Introduction
A number of authors have helped to demonstrate the extent to which performance of e-commerce firms is based on their ability to design, control and manage an enormous amount of information on an ongoing basis so that consumers can easily grasp and understand goods and services provided. Thanks to the wide range of technologies made available by the Internet, along with methods for appropriating these technologies, highly diversified economic infrastructures and business models, autonomizing specific economic functions, can be mobilized for the purpose of marketing a single product or service.
Highlighting and revealing the informational aspect of transactions is useful but not helpful enough in explaining current market configurations or the strategies that economic agents deploy. Buzzel (1985) shows, for example, how distributors and intermediaries acquired power over producers and gained more influence as they moved from wholesalers engaged in buying and selling products to more complex forms of intermediation and prescription mobilizing information and communication technologies.
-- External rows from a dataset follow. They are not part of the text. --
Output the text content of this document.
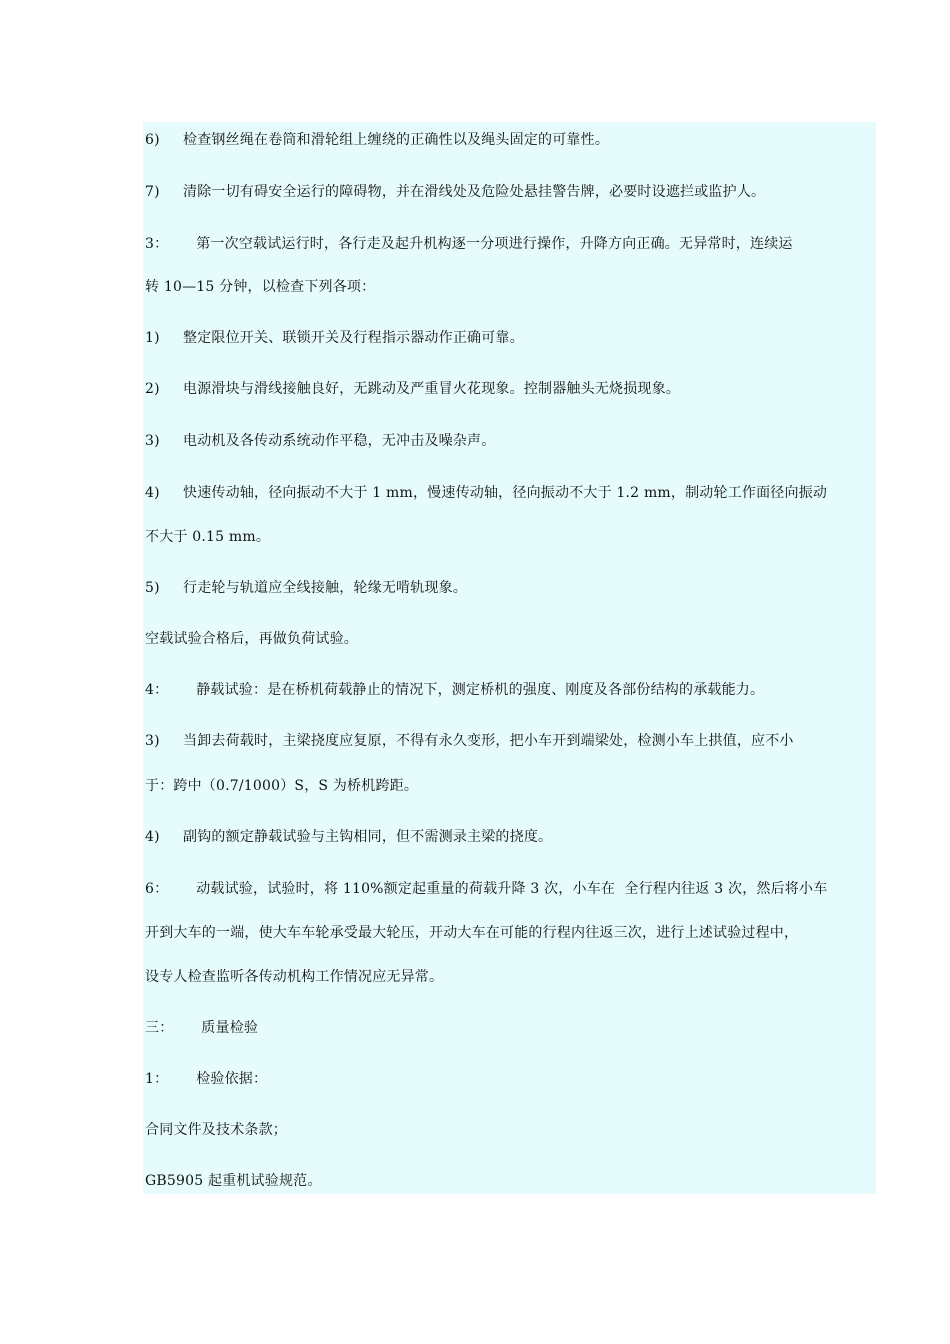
6)     检查钢丝绳在卷筒和滑轮组上缠绕的正确性以及绳头固定的可靠性。
7)     清除一切有碍安全运行的障碍物，并在滑线处及危险处悬挂警告牌，必要时设遮拦或监护人。
3：      第一次空载试运行时，各行走及起升机构逐一分项进行操作，升降方向正确。无异常时，连续运
转 10—15 分钟，以检查下列各项：
1)     整定限位开关、联锁开关及行程指示器动作正确可靠。
2)     电源滑块与滑线接触良好，无跳动及严重冒火花现象。控制器触头无烧损现象。
3)     电动机及各传动系统动作平稳，无冲击及噪杂声。
4)     快速传动轴，径向振动不大于 1 mm，慢速传动轴，径向振动不大于 1.2 mm，制动轮工作面径向振动
不大于 0.15 mm。
5)     行走轮与轨道应全线接触，轮缘无啃轨现象。
空载试验合格后，再做负荷试验。
4：      静载试验：是在桥机荷载静止的情况下，测定桥机的强度、刚度及各部份结构的承载能力。
3)     当卸去荷载时，主梁挠度应复原，不得有永久变形，把小车开到端梁处，检测小车上拱值，应不小
于：跨中（0.7/1000）S，S 为桥机跨距。
4)     副钩的额定静载试验与主钩相同，但不需测录主梁的挠度。
6：      动载试验，试验时，将 110%额定起重量的荷载升降 3 次，小车在  全行程内往返 3 次，然后将小车
开到大车的一端，使大车车轮承受最大轮压，开动大车在可能的行程内往返三次，进行上述试验过程中，
设专人检查监听各传动机构工作情况应无异常。
三：      质量检验
1：      检验依据：
合同文件及技术条款；
GB5905 起重机试验规范。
More specifically, allowing consumers to compare products directly without having to rely on supposedly knowledgeable experts, the Internet changed the traditional role of the intermediary; it no longer functions as just a distributor or expert consultant but also regulates transactions, promoting and prescribing goods and services. As a consequence, many authors have attempted to describe and provide characterization of the various forms of intermediation (Spulber, 1996 and 1999; Chircu and Kauffman, 1999; Brousseau, 2002). For example, Gensollen (1999) identifies several different actors who can play an intermediary role: attractors, aggregators, converters (i.e. those who
convert an audience into customers) and prescribers.